ImageShack® - Online Photo and Video Hosting
ImageShack® - Online Photo and Video Hosting


can v6gt suitable for my cofig

i m going to unlock 4 core  and overclock if possible 
pc running 10 hours daily for HD games 


suggest which best in these 2 
not other coolers  please


----------



## mithun_mrg (Aug 19, 2011)

H50 will give better temperatures than V6 u can find more info here
FrostyTech - Best Heat Sinks & PC Cooling Reviews

BTW i recommend this against H50 
Buy CPU Cooler | Cool IT System


----------



## d6bmg (Aug 20, 2011)

H50 is better than V6.


----------



## topgear (Aug 21, 2011)

But CM V6GT is safer to use


----------



## d6bmg (Aug 21, 2011)

topgear said:


> But CM V6GT is safer to use



Water leaking incident, right?
And V6GT is better looking too, thanks to awesome design & color changeable LEDs.


----------



## Tenida (Aug 21, 2011)

I will suggest to go with noctua usp12P SE2.Lot better than v6gt and h50.

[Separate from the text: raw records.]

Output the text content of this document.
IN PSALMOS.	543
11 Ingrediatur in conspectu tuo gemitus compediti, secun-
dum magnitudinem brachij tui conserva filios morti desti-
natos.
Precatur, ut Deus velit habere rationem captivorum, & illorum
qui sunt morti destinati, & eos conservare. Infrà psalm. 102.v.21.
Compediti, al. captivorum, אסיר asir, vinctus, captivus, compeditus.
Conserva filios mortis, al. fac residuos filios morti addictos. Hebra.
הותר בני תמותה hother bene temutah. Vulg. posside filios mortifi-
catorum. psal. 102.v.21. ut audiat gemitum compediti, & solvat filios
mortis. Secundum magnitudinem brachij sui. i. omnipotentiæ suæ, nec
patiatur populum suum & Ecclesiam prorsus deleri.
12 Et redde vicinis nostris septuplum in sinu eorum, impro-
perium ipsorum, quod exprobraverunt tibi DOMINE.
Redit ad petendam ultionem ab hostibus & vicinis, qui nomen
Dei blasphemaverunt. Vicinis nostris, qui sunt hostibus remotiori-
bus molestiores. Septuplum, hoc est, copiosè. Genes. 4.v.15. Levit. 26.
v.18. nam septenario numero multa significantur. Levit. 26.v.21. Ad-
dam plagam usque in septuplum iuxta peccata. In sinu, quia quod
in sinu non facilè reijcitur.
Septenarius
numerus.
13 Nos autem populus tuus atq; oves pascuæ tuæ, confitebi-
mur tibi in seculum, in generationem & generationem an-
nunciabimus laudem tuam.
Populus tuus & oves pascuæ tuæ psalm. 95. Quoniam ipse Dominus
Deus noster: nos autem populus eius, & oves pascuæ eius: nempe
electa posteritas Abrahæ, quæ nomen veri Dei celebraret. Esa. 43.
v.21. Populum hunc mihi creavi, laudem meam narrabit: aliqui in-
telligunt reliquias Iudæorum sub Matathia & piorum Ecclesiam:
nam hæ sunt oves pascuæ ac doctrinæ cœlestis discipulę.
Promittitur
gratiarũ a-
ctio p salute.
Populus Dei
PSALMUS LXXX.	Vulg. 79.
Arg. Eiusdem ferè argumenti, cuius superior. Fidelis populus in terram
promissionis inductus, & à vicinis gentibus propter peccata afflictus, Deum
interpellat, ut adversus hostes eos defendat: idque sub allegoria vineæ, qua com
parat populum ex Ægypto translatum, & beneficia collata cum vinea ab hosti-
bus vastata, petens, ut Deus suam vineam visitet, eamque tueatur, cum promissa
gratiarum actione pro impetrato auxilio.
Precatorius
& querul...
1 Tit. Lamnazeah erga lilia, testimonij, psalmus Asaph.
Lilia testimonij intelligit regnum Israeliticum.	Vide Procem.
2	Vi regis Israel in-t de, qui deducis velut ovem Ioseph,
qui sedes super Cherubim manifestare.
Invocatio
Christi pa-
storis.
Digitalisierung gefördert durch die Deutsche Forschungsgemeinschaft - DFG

or Coolermaster hyper 212 plus with 2x cm xytraflow fan(push-pull confifugaration)


----------



## topgear (Aug 22, 2011)

d6bmg said:


> Water leaking incident, right?
> And V6GT is better looking too, thanks to awesome design & color changeable LEDs.



yep, you got that right and CM V6GT looks uber cool 
If OP is ready bite the bullet he can go with H50.
or else he can also consider the suggestion given by Tenida or get Noctua NH-D14 
*www.frostytech.com/top5heatsinks.cfm


----------